Au lieu de cela, il a gagné son emploi à city dans un jeu de cartes – organisé pour recruter un nouveau trader dans cinq universités participantes chaque année. Il l’a comparé au « poker menteur », le jeu éponyme joué par les traders d’obligations dans le livre du journaliste financier Michael Lewis de 1989 du même nom.

Dans son t-shirt noir et son sweat à capuche, ses trackies gris et ses escarpins Puma , le statut autrefois légendaire de Stevenson dans les temples qui se profilent au-dessus de nous ne serait pas évident pour les passants. Stevenson avait fait du vélo depuis son appartement voisin à Limehouse, dans l’est de Londres, bouillonnant de charme facile et d’anecdotes amusantes, bien qu’il soit sorti pour son anniversaire la nuit précédente.

Il m’a raconté comment ses collègues l’appelaient « Gary le geezer » – son accent de l’est de Londres était une nouveauté. Les garçons de Loadsamoney Thatchérisme de la ville d’Essex étaient alors un anachronisme. « Il y a ce mythe du cockney wideboy-trader et tout le monde aimait que j’entre, que je parle comme un geezer, que je gagne beaucoup d’argent », a déclaré Stevenson. « On était passé de ce stéréotype depuis celui de beaucoup de gens très chics, d’universités d’élite, de chemises monogrammées, de boutons de manchette coûteux. »

En grandissant, Stevenson n’avait jamais imaginé une telle richesse. « Quand j’étais enfant, je pensais que si vous gagnaiez 60 000 £, vous étiez millionnaire », m’a-t-il dit, les yeux verts plissés par la lumière du soleil rebondissant sur les tours de son ancien lieu de travail. « Mon père a travaillé si dur, puis après un an, j’ai gagné près de 400 000 £. C’était une façon de donner une sécurité financière à ma famille, mais quelque chose me rendait malade. »
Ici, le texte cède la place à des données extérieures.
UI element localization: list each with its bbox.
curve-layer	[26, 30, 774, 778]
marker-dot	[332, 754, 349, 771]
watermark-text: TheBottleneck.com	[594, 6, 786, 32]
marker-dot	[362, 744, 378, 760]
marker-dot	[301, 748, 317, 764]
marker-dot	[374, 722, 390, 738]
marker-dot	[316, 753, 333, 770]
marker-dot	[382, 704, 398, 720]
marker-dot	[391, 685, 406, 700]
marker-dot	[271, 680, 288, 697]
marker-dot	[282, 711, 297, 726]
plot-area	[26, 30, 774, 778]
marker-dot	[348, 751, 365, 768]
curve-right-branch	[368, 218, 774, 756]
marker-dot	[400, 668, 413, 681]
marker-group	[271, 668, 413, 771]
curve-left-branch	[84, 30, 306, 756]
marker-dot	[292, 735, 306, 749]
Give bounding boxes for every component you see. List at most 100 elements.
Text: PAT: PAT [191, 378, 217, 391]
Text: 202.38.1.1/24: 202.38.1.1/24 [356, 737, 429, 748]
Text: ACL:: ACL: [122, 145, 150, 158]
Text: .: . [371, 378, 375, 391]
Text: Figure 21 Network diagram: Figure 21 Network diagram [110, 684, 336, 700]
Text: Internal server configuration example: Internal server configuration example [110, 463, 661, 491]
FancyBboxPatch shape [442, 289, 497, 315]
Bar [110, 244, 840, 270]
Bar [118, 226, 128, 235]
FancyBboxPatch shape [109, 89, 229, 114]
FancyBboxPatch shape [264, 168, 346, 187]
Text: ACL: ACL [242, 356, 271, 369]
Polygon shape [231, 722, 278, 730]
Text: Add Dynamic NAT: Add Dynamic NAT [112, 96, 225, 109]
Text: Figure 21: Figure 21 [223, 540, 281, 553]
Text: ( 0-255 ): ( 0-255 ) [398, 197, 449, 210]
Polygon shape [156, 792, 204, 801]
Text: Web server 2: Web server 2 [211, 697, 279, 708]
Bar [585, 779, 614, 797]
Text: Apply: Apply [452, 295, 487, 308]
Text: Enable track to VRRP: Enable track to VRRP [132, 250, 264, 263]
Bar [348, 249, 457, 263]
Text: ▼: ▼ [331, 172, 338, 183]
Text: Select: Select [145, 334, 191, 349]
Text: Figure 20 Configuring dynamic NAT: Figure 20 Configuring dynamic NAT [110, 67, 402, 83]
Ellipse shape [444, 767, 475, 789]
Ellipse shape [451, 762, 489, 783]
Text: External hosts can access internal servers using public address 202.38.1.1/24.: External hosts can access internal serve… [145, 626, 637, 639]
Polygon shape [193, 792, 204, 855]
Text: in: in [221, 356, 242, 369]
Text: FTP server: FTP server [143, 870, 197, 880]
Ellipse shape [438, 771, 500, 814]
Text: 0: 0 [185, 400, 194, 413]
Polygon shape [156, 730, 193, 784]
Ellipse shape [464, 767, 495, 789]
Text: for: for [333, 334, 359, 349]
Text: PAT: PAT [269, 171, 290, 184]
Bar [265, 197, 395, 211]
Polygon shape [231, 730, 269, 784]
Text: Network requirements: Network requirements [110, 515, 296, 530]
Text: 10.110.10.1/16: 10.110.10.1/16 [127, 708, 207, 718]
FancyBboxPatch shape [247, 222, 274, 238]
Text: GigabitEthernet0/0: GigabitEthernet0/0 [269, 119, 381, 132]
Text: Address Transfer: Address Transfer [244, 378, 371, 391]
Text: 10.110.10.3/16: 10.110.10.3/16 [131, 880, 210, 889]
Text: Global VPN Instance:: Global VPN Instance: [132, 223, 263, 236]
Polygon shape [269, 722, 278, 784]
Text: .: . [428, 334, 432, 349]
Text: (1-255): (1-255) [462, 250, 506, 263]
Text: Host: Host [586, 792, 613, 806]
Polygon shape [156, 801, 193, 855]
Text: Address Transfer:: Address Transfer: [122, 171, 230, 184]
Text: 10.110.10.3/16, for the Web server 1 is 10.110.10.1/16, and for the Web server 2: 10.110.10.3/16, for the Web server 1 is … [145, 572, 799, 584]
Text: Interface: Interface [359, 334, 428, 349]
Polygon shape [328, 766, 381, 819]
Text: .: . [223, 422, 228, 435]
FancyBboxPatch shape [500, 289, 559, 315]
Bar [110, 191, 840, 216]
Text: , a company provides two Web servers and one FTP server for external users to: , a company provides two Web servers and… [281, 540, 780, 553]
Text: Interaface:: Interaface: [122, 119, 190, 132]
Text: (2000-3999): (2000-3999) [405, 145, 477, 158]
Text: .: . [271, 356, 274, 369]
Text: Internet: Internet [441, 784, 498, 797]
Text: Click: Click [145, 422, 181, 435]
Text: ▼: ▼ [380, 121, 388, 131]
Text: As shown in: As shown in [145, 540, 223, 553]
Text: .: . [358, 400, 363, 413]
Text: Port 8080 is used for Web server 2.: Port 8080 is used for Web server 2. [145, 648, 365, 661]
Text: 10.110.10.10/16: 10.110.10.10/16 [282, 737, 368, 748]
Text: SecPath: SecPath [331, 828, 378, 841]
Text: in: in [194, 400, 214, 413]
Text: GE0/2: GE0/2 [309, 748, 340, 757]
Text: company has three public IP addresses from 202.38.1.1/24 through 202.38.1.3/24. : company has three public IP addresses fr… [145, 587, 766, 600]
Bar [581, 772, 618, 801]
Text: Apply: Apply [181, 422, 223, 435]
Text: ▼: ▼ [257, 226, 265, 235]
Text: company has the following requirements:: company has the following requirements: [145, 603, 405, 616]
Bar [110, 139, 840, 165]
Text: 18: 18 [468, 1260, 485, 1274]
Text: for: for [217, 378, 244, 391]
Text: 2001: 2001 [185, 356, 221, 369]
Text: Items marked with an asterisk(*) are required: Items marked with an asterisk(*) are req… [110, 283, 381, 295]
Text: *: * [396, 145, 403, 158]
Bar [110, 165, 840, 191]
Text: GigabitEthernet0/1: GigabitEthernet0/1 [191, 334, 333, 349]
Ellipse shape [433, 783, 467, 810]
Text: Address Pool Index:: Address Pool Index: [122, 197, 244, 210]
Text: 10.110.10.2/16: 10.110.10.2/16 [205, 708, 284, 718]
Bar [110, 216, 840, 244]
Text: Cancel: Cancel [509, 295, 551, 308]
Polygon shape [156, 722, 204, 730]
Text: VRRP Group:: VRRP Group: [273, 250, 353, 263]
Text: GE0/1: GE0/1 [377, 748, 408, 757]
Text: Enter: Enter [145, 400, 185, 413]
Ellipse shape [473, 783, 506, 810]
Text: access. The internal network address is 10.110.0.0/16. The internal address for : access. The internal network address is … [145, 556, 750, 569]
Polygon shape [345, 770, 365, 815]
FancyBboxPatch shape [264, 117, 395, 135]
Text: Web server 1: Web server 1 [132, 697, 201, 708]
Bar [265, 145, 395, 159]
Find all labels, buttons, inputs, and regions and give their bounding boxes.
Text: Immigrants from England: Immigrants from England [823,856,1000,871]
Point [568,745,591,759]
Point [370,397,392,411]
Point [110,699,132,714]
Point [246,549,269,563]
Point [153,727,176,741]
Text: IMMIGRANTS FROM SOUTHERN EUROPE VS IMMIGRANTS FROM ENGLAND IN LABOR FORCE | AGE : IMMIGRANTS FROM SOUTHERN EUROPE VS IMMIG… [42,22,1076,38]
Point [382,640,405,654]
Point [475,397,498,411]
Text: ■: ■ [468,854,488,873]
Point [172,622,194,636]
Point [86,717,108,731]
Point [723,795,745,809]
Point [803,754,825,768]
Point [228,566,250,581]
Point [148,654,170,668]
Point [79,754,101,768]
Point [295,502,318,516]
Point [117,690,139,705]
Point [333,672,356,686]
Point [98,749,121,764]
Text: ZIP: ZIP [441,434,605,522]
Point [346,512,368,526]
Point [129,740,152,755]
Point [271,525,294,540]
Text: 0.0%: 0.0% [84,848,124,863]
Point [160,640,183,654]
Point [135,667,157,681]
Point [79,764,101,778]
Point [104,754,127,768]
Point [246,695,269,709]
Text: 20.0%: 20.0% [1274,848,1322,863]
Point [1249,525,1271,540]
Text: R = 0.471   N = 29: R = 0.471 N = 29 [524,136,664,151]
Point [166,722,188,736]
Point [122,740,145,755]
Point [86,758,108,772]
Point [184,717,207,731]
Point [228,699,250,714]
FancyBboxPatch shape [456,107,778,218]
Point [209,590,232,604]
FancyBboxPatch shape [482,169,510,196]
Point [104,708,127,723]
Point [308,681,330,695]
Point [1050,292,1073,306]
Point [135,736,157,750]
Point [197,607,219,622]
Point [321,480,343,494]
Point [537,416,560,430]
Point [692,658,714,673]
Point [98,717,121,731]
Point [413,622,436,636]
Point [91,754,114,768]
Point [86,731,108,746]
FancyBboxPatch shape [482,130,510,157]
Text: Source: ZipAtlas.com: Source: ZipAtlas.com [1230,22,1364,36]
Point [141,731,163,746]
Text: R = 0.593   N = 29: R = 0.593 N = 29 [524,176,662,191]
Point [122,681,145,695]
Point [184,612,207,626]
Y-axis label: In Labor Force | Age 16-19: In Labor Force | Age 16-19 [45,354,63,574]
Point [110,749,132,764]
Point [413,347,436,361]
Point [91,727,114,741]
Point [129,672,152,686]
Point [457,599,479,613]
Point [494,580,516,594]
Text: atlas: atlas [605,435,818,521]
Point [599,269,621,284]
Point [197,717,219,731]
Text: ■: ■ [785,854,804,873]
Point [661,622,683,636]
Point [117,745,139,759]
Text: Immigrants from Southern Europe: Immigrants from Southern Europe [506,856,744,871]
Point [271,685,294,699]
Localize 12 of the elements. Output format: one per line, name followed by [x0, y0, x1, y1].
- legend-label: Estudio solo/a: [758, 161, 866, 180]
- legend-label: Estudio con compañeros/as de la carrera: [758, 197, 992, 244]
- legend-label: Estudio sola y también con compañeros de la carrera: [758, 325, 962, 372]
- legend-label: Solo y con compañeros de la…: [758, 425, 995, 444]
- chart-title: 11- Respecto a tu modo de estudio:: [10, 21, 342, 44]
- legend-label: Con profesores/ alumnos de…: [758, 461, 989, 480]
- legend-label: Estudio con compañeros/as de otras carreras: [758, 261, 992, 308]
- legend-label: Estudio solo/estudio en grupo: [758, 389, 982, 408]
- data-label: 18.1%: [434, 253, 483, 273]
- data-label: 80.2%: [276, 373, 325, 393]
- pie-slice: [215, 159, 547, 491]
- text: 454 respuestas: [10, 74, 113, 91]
Lorsqu’il a reçu sa première fiche de paie, il s’est souvenu avoir cherché le déjeuner Tesco le moins cher pendant ses jours d’école et d’étudiant: il achetait deux œufs pour 75p. « Je me souviens spécifiquement m’être assis dans ce bureau, regardant cette somme d’argent sur ce morceau de papier, et pensant simplement: « Tous ces œufs .» Combien de fois j’avais choisi l’option la moins chère, ou sauté un repas.

À ce moment-là, Stevenson a senti qu’il avait été « programmé pour agir de cette manière stupide d’aller au supermarché et de trouver la chose la moins chère de toute ma vie », tandis que d’autres « gagnaient des millions, juste assis devant un ordinateur » . « Ça m’a fait peur », a-t-il dit. « C’est toujours le cas. »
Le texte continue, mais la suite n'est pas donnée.